Organizing a poster session in a conference or event
Advices and recommendations to organize a poster session in a conference or event.
Venue
editConference organizers give poster chair lead-time requirements:
- how many posters the venue can accommodate, when, and where;
- how soon does the accepted-set need to be determined to give conference organizers time to arrange space and equipment on site.
Poster chair
editAppoint poster chair sufficiently early to provide both lead time and time for participants to prepare posters (ideally when the Program committee and call for participation are being formed).
Suggestions for poster chair:
- Accept poster submissions via some sort of submissions system, not email. You should give submitters a verification that they've actually submitted. It might be good as part of the overall conference submission/call for participation to have submitters define their submission as a paper, a poster, or both.

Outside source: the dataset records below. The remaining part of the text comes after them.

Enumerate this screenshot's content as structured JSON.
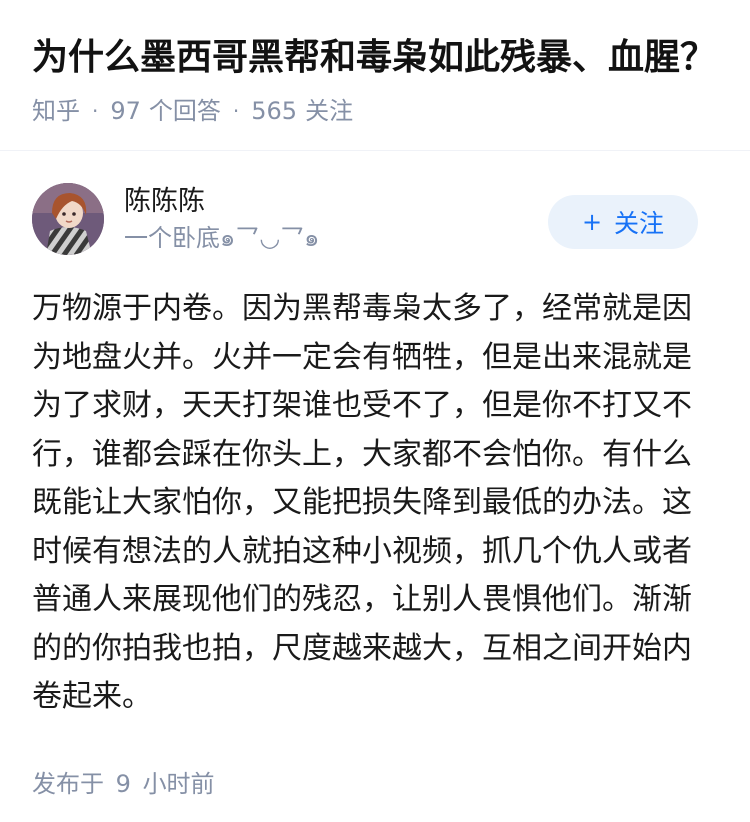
{
  "question": {
    "title": "为什么墨西哥黑帮和毒枭如此残暴、血腥？",
    "source": "知乎",
    "answer_count": "97",
    "answer_suffix": "个回答",
    "follower_count": "565",
    "follower_suffix": "关注"
  },
  "author": {
    "name": "陈陈陈",
    "bio": "一个卧底๑乛◡乛๑",
    "follow_label": "关注",
    "follow_icon": "plus-icon"
  },
  "answer": {
    "text": "万物源于内卷。因为黑帮毒枭太多了，经常就是因为地盘火并。火并一定会有牺牲，但是出来混就是为了求财，天天打架谁也受不了，但是你不打又不行，谁都会踩在你头上，大家都不会怕你。有什么既能让大家怕你，又能把损失降到最低的办法。这时候有想法的人就拍这种小视频，抓几个仇人或者普通人来展现他们的残忍，让别人畏惧他们。渐渐的的你拍我也拍，尺度越来越大，互相之间开始内卷起来。",
    "published_prefix": "发布于",
    "published_number": "9",
    "published_suffix": "小时前"
  },
  "colors": {
    "title": "#121212",
    "meta": "#8590a6",
    "accent": "#1772f6",
    "follow_bg": "#eaf2fb"
  }
}
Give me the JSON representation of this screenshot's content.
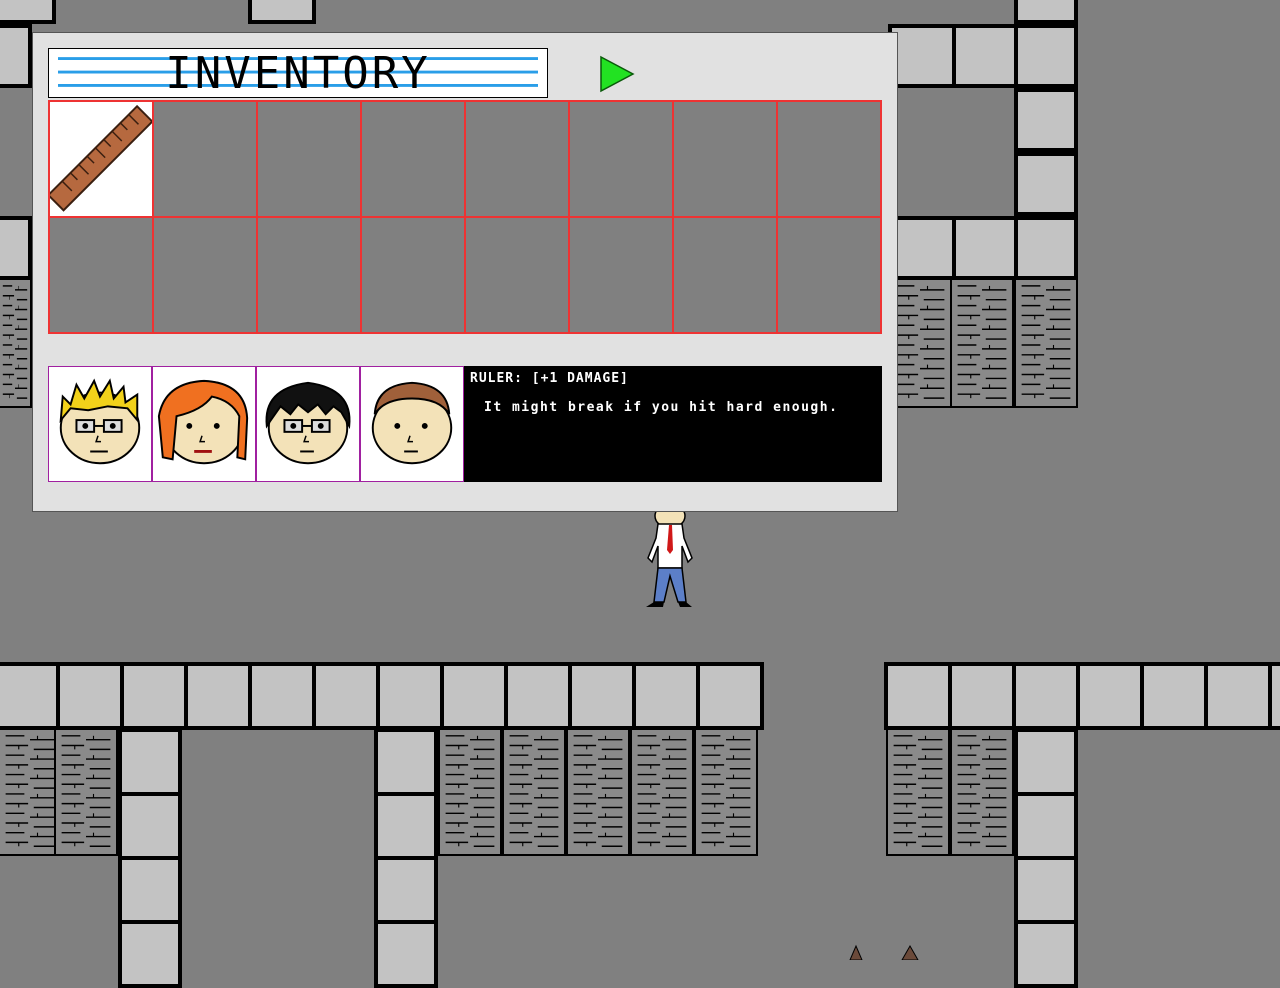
{
  "inventory": {
    "title": "INVENTORY",
    "play_icon": "green-play-triangle",
    "slots": [
      {
        "item": "ruler",
        "icon": "ruler-icon"
      },
      {
        "item": ""
      },
      {
        "item": ""
      },
      {
        "item": ""
      },
      {
        "item": ""
      },
      {
        "item": ""
      },
      {
        "item": ""
      },
      {
        "item": ""
      },
      {
        "item": ""
      },
      {
        "item": ""
      },
      {
        "item": ""
      },
      {
        "item": ""
      },
      {
        "item": ""
      },
      {
        "item": ""
      },
      {
        "item": ""
      },
      {
        "item": ""
      }
    ],
    "party": [
      {
        "hair": "blond-spiky",
        "glasses": true
      },
      {
        "hair": "orange-long",
        "glasses": false
      },
      {
        "hair": "black",
        "glasses": true
      },
      {
        "hair": "brown-short",
        "glasses": false
      }
    ],
    "description": {
      "title": "RULER: [+1 DAMAGE]",
      "body": "It might break if you hit hard enough."
    }
  },
  "colors": {
    "floor": "#808080",
    "wall_block": "#c3c3c3",
    "slot_border": "#e33333",
    "portrait_border": "#a020a0",
    "play_green": "#22e222"
  }
}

- Have submitters send a poster draft, not an abstract. Give recommendations for what makes a good poster: few words, words used to ask intriguing questions, curiosity-arising figures and graphs. You might want to point out that one of the purposes of a poster is that it is an ad to talk to the researcher.
- Give submitters a more-accurate model of poster session: there may be some quality control applied, but it's not a peer-reviewed venue. The purpose of presenting a poster is not to establish a line in a CV, but to get critical feedback from peers, and possibly hone the work for a later peer-reviewed paper submission.
- Dedicate an hour or two where people with posters stand next to them and answer questions, nothing else scheduled, refreshments close by; and an area where posters can be left up through the conference so other people can look at them, etc.